A investigação trata de possíveis acessos indevidos a informações protegidas por sigilo fiscal vinculadas a integrantes do STF e a seus parentes. Na semana passada, a Polícia Federal cumpriu mandados de busca e apreensão contra servidores suspeitos de envolvimento nas consultas irregulares.
Devido ao caráter sigiloso do inquérito, não foram divulgados detalhes sobre o teor da notificação nem se o pedido de esclarecimentos está diretamente relacionado às declarações públicas de Kleber Cabral ou a elementos apurados no curso da investigação.
Operação e medidas cautelares
Por determinação de Alexandre de Moraes, os servidores investigados devem cumprir medidas cautelares enquanto a apuração prossegue. Entre as determinações estão o uso de tornozeleira eletrônica, o afastamento do exercício da função pública, o cancelamento de passaportes e a proibição de saída do país.
As medidas foram adotadas para garantir a integridade da investigação e evitar eventual interferência na coleta de provas. O caso envolve análise de registros de acesso aos sistemas da Receita Federal e verificação de eventual uso indevido de dados protegidos por sigilo.
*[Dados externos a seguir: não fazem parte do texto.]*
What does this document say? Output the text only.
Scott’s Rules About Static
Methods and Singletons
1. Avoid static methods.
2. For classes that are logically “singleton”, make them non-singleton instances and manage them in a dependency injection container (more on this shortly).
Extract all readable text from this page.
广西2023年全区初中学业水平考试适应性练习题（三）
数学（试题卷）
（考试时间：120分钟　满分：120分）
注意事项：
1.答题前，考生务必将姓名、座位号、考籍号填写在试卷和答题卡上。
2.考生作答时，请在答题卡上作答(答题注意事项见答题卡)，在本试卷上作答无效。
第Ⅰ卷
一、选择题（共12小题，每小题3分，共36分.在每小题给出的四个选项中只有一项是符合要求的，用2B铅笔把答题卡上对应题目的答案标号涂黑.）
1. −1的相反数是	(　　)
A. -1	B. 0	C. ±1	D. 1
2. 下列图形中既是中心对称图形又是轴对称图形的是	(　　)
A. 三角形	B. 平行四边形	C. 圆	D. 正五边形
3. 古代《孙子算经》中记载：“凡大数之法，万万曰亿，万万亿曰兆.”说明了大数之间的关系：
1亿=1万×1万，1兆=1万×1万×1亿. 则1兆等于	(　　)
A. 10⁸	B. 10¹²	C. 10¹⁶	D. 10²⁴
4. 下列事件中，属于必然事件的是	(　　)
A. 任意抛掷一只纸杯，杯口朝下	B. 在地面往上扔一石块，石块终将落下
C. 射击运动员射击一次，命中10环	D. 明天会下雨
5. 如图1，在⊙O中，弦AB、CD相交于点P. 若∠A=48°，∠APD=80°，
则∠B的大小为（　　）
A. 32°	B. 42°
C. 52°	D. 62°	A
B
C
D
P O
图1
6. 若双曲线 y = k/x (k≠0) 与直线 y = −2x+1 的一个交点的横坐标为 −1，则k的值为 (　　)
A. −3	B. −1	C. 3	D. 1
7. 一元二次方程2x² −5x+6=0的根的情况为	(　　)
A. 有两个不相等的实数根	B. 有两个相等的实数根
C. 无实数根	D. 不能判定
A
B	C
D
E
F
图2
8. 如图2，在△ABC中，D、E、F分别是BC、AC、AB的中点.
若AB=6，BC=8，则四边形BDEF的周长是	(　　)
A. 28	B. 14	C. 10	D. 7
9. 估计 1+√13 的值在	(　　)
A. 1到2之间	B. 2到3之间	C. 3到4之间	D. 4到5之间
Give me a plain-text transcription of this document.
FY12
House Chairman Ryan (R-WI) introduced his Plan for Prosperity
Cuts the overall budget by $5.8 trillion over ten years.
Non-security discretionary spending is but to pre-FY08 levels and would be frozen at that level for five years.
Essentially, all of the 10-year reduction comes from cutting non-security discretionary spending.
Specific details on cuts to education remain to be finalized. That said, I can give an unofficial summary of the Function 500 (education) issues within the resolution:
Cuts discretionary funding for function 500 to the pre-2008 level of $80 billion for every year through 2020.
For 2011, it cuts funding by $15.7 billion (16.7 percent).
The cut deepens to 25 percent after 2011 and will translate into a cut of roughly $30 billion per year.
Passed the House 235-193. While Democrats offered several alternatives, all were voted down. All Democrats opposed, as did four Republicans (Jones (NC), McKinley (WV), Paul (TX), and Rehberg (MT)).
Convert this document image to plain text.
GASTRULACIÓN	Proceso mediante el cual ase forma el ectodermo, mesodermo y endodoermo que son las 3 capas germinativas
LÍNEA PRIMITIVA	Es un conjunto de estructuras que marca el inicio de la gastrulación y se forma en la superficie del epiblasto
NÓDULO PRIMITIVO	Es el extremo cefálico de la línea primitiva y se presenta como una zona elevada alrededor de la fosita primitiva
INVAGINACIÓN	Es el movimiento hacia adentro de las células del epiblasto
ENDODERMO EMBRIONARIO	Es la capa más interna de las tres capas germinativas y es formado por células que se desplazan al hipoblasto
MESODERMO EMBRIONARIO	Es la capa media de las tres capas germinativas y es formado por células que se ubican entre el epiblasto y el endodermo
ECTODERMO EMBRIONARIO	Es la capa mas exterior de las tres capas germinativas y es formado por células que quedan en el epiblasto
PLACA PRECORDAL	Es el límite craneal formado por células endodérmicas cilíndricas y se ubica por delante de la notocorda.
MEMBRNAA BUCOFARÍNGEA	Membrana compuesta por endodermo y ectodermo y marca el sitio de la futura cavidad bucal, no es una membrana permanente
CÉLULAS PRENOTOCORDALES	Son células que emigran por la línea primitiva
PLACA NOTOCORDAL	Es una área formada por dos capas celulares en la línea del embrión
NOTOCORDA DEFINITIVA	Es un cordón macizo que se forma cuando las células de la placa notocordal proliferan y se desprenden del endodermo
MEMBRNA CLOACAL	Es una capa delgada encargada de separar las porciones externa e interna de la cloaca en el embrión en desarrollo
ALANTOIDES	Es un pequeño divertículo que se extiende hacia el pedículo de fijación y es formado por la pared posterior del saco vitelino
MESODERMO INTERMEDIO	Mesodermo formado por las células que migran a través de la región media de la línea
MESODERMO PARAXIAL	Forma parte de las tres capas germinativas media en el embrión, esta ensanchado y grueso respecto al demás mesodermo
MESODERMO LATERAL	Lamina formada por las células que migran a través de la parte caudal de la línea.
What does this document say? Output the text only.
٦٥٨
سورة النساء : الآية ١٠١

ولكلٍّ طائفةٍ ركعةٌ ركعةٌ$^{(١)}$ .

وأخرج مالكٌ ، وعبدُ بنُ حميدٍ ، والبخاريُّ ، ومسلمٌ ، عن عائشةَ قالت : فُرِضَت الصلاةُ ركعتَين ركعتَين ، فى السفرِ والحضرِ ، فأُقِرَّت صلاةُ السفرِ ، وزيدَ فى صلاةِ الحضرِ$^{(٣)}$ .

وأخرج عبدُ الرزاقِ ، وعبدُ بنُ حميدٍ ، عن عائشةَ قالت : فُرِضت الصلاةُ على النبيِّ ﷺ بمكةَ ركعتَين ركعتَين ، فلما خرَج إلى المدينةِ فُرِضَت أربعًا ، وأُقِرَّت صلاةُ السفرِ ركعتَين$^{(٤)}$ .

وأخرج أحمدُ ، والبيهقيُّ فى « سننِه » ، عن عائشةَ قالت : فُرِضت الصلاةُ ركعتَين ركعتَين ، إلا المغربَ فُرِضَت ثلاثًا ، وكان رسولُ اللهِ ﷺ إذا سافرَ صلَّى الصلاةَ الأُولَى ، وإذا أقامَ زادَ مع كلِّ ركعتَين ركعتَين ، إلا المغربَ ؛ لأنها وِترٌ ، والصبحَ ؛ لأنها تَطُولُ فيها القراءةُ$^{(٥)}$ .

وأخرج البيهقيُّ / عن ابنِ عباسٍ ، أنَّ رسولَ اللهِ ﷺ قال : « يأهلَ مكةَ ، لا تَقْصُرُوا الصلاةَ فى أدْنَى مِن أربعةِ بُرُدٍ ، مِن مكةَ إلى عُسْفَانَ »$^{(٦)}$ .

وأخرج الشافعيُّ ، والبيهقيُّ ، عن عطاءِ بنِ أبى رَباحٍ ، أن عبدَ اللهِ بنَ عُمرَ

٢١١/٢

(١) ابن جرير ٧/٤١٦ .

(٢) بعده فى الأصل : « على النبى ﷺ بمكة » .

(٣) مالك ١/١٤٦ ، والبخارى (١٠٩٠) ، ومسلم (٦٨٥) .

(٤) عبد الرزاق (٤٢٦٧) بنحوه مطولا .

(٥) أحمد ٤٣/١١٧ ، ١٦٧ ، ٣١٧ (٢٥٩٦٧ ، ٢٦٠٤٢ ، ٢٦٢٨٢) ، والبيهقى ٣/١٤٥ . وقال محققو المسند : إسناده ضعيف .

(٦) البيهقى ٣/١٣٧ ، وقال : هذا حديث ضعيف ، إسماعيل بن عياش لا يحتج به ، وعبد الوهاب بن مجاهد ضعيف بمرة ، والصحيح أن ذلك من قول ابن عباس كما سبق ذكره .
Após a deflagração da operação, a Receita Federal do Brasil informou, por meio de nota, que as diligências da Polícia Federal foram baseadas em informações fornecidas pelo próprio órgão. A instituição também reiterou que seus sistemas permitem rastreamento integral de acessos e auditoria de eventuais irregularidades.
Contexto da apuração
A investigação busca identificar responsáveis por acessos considerados ilegais a dados fiscais de ministros do STF e de seus familiares nos últimos anos. O procedimento tramita diretamente na Corte devido à prerrogativa de foro das autoridades envolvidas.
O pedido de esclarecimentos ao presidente da Unafisco ocorre dentro desse contexto, mas não há confirmação oficial sobre eventual condição de testemunha ou investigado. O Supremo não divulgou prazo para manifestação nem detalhes adicionais sobre o alcance da notificação.
Com o andamento do inquérito, novas diligências poderão ser determinadas pelo relator, conforme a evolução da apuração e os elementos técnicos reunidos pelos órgãos de investigação.